Timité Sekou

Personal information
- Full name: Timité Oussou Sekou
- Date of birth: May 11, 1985 (age 40)
- Place of birth: Bondoukou, Ivory Coast
- Height: 1.84 m (6 ft 0 in)
- Position: Striker

Team information
- Current team: Koulayae de Blolequin

Youth career
- RC Daloa

Senior career*
- Years: Team / Apps / (Gls)
- 2004–2005: Issia Wazi / 27 / (15)
- 2005–2006: Espérance Sportive de Tunis / 19 / (7)
- 2006–2008: Olympique Béja / 36 / (22)
- 2008–2009: FC Winterthur / 4 / (5)
- 2010–2011: Stade Tunisien / 23 / (9)
- 2012: Africa Sports / 6 / (5)
- 2012: JS Saoura / 0 / (0)
- 2012–: Koulayae de Blolequin

= Timité Sekou =

Ivorian footballer

Timité Oussou Sekou (born 11 May 1985 in Bondoukou) is an Ivorian association footballer. He is primarily a classic centre forward but can also play as a second striker.

==Career==
Sekou began his career with Issia Wazi in 2004. On 28 July 2005, he left the club to join Espérance Sportive de Tunis. In January 2006, he moved to Espérance's CLP-1 rivals Olympique Béja.

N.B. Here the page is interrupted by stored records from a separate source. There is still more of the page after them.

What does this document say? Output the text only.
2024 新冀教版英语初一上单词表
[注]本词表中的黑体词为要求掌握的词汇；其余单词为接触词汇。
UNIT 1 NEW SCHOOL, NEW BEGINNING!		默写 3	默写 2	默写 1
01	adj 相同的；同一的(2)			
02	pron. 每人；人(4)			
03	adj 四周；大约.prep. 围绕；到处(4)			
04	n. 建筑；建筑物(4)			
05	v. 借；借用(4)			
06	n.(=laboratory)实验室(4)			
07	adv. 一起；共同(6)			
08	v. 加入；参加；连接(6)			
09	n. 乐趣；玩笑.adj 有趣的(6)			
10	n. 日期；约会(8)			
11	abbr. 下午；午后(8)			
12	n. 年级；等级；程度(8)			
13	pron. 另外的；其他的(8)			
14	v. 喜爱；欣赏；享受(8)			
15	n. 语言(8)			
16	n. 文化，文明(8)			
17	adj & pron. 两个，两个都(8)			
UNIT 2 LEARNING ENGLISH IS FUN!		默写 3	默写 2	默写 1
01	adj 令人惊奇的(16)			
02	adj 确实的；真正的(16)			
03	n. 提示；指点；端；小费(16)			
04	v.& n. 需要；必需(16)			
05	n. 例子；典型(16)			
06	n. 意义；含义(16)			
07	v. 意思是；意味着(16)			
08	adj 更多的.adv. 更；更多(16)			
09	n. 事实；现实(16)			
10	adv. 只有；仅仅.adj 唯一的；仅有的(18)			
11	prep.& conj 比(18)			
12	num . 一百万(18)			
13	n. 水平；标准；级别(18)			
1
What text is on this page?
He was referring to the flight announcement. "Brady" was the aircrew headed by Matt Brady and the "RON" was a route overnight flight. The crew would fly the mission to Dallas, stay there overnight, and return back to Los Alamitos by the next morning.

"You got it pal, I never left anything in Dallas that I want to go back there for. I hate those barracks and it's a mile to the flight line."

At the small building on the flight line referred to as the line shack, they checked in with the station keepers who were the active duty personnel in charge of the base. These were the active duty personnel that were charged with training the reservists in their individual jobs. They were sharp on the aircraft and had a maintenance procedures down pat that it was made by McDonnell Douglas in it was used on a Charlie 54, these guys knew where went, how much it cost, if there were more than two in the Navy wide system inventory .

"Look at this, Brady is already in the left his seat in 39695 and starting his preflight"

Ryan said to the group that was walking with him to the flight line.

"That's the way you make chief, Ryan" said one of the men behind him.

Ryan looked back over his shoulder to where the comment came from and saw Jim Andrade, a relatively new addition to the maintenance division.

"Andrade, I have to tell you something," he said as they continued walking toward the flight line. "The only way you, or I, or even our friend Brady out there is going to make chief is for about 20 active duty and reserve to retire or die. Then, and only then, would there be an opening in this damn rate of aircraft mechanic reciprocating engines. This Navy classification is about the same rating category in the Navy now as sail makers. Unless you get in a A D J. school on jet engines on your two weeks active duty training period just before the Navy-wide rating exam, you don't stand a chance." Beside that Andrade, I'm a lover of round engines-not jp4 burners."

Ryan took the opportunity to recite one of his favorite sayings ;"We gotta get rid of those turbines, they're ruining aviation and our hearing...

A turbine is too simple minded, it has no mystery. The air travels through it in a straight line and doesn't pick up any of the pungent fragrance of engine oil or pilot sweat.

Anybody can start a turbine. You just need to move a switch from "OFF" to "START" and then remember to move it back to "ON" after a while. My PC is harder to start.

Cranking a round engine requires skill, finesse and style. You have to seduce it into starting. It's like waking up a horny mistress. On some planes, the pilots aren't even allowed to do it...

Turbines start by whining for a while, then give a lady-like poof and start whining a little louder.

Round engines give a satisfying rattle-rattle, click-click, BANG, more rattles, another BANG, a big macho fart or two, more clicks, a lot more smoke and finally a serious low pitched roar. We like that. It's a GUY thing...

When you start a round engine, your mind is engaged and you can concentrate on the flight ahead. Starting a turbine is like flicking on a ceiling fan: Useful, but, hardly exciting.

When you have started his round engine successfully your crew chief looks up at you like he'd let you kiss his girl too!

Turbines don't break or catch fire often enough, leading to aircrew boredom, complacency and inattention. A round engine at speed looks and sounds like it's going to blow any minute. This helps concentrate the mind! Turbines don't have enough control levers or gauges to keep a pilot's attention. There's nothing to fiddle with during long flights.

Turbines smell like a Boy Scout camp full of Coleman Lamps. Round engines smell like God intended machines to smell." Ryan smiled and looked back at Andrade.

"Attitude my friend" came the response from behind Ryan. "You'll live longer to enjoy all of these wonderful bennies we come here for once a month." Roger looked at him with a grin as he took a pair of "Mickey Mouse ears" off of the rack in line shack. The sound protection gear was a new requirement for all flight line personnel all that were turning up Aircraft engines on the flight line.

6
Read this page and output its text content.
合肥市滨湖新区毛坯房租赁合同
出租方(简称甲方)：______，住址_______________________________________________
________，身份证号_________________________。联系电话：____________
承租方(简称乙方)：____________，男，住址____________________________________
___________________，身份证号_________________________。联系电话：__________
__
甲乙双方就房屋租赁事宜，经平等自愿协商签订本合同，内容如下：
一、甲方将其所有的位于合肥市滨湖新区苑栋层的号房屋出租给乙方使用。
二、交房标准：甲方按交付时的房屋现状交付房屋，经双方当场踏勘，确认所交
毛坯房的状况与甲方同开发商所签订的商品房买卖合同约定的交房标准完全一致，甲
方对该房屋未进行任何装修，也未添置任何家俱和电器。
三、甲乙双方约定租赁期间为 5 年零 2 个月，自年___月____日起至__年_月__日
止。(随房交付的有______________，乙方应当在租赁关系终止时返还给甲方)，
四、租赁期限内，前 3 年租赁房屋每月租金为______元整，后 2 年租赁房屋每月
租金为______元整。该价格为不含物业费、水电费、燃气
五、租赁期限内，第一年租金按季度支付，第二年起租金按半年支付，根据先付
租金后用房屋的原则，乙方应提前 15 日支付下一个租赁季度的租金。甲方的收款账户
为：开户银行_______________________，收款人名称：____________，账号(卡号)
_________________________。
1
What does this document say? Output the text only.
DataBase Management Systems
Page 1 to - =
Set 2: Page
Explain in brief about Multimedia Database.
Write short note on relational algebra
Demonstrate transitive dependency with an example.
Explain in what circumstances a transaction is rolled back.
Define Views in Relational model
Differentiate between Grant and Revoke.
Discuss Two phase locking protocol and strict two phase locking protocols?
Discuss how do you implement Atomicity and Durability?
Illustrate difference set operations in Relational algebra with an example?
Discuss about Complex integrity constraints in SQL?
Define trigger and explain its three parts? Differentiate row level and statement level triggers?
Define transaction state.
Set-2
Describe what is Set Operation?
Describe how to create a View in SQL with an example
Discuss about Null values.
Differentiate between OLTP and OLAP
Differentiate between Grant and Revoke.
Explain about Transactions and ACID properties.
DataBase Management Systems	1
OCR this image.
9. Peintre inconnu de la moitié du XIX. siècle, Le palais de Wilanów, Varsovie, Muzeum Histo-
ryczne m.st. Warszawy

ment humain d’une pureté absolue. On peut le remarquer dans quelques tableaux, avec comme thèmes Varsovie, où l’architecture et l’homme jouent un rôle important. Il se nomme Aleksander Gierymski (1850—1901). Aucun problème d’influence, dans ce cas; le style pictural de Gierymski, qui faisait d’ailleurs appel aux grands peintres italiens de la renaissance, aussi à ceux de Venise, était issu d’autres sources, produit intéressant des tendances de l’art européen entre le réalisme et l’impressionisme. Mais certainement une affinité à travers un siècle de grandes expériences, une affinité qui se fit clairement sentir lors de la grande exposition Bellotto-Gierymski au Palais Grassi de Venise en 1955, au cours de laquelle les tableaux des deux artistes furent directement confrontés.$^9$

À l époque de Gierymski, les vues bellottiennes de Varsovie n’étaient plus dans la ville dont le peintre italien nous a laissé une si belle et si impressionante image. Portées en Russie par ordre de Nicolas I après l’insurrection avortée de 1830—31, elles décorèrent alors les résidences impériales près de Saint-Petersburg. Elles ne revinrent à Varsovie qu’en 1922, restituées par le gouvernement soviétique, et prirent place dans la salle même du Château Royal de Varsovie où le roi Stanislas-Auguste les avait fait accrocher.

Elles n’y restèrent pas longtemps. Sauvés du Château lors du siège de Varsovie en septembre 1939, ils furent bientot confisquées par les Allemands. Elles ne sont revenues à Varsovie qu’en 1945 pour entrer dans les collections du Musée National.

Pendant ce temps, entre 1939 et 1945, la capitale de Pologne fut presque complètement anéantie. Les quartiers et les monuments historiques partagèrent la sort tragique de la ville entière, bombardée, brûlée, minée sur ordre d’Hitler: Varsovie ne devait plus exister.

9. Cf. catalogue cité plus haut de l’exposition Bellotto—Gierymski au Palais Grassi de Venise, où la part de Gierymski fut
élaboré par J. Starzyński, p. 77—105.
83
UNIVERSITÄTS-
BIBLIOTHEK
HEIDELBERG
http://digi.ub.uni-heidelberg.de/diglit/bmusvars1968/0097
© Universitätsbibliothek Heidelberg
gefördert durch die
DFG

In Summer 2008, he left Olympique Béja and moved to Challenge League club FC Winterthur in Switzerland. After 6 months, he left to sign a contract with Stade Tunisien. Sekou returned to Ivory Coast in January 2012 to play Africa Sports. in July 2012, he was transferred to JS Saoura in Algeria.